Trigger GC for actors when they tell the cycle detector they're blocked #3278

dipinhora · 2019-08-11T01:59:03Z

Prior to this commit, if an actor blocked, it did not run GC to free
any memory it no longer needed. This would result in blocked actors
holding on to (potentially lots of) memory unnecessarily.

This commit causes GC to be triggered when the cycle detector asks
an actor if it is blocked and the actor responds telling the cycle
detector that it is blocked. This should result in memory being
held by blocked actors to be freed more quickly even if the cycle
detector doesn't end up detecting a cycle and reaping the actors.

This will force a GC for an actor based on the following three things:

The actor processed at least one message since it's last GC (i.e. it did some work [GC acquire/release message or app message)
The actor's heap is greater than 0 (i.e. it has memory that could potentially be freed)
The actor is blocked and is about to tell the cycle detector that it is blocked (i.e. it thinks it has no more work to do at the moment)

The sequence of events for GC'ing when sending a block message to the CD is:

actor gets a message from another actor
gets rescheduled because it processed an application message
next run has an empty queue (and the actor gets marked internally as blocked but doesn't send a block message to the CD)
some time passes and the CD eventually asks the actor if it is blocked
the actor garbage collects because of this change before sending the block message to the CD (to prevent race conditions)
the actor responds to the CD by sending a block message

This shouldn't be a performance hit because step 4 is based on how often the CD runs (not very often) along with the fact that the CD doesn't ask all actors it knows about if they're blocked on every run, it asks them in batches instead and so step 4 will not occur very frequently for any actor even if steps 1 - 3 happen regularly.

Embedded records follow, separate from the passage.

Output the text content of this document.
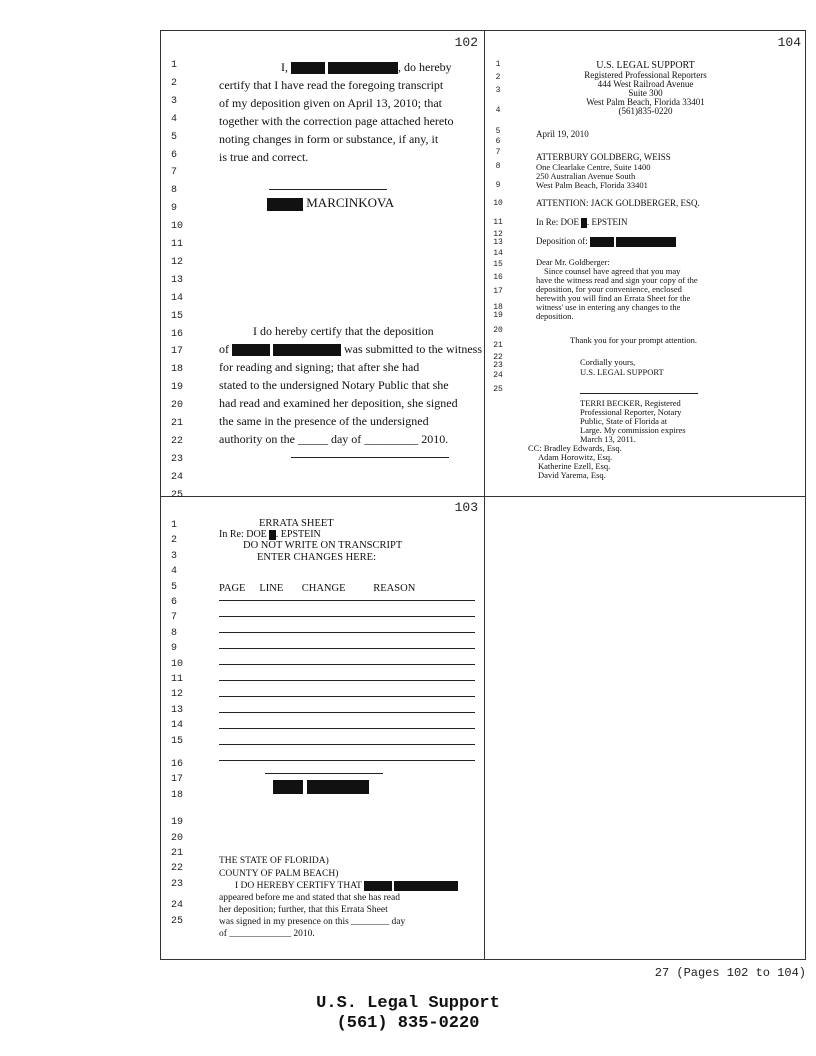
102
1
2
3
4
5
6
7
8
9
10
11
12
13
14
15
16
17
18
19
20
21
22
23
24
25
I,	, do hereby
certify that I have read the foregoing transcript
of my deposition given on April 13, 2010; that
together with the correction page attached hereto
noting changes in form or substance, if any, it
is true and correct.
MARCINKOVA
I do hereby certify that the deposition
of	was submitted to the witness
for reading and signing; that after she had
stated to the undersigned Notary Public that she
had read and examined her deposition, she signed
the same in the presence of the undersigned
authority on the _____ day of _________ 2010.
104
1
2
3
4
5
6
7
8
9
10
11
12
13
14
15
16
17
18
19
20
21
22
23
24
25
U.S. LEGAL SUPPORT
Registered Professional Reporters
444 West Railroad Avenue
Suite 300
West Palm Beach, Florida 33401
(561)835-0220
April 19, 2010
ATTERBURY GOLDBERG, WEISS
One Clearlake Centre, Suite 1400
250 Australian Avenue South
West Palm Beach, Florida 33401
ATTENTION: JACK GOLDBERGER, ESQ.
In Re: DOE . EPSTEIN
Deposition of:
Dear Mr. Goldberger:
Since counsel have agreed that you may
have the witness read and sign your copy of the
deposition, for your convenience, enclosed
herewith you will find an Errata Sheet for the
witness' use in entering any changes to the
deposition.
Thank you for your prompt attention.
Cordially yours,
U.S. LEGAL SUPPORT
TERRI BECKER, Registered
Professional Reporter, Notary
Public, State of Florida at
Large. My commission expires
March 13, 2011.
CC: Bradley Edwards, Esq.
Adam Horowitz, Esq.
Katherine Ezell, Esq.
David Yarema, Esq.
103
1
2
3
4
5
6
7
8
9
10
11
12
13
14
15
16
17
18
19
20
21
22
23
24
25
ERRATA SHEET
In Re: DOE . EPSTEIN
DO NOT WRITE ON TRANSCRIPT
ENTER CHANGES HERE:
PAGE LINE CHANGE	REASON

THE STATE OF FLORIDA)
COUNTY OF PALM BEACH)
I DO HEREBY CERTIFY THAT
appeared before me and stated that she has read
her deposition; further, that this Errata Sheet
was signed in my presence on this ________ day
of _____________ 2010.
27 (Pages 102 to 104)
U.S. Legal Support
(561) 835-0220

SeanTAllen · 2019-08-20T16:40:51Z

@dipinhora looks like there is a race condition here that is triggering an assert condition that could result in a segfault. otherwise, the general idea looks good.

dipinhora · 2019-08-20T22:30:35Z

@SeanTAllen is there a reason you believe the race condition is a result of the changes in this PR? i see the CI failure with the assertion on shutdown as part of the alpine-lib-llvm-debug-static circle ci job but nothing in this PR is touching any of that code or impacting it meaningfully in any way.

SeanTAllen · 2019-08-20T22:43:14Z

Is that not a new assertion failure @dipinhora? I don't believe I've seen it before.

dipinhora · 2019-08-20T22:44:19Z

@SeanTAllen it is the first time i've seen it also. however, that doesn't mean it is caused by the changes in this PR.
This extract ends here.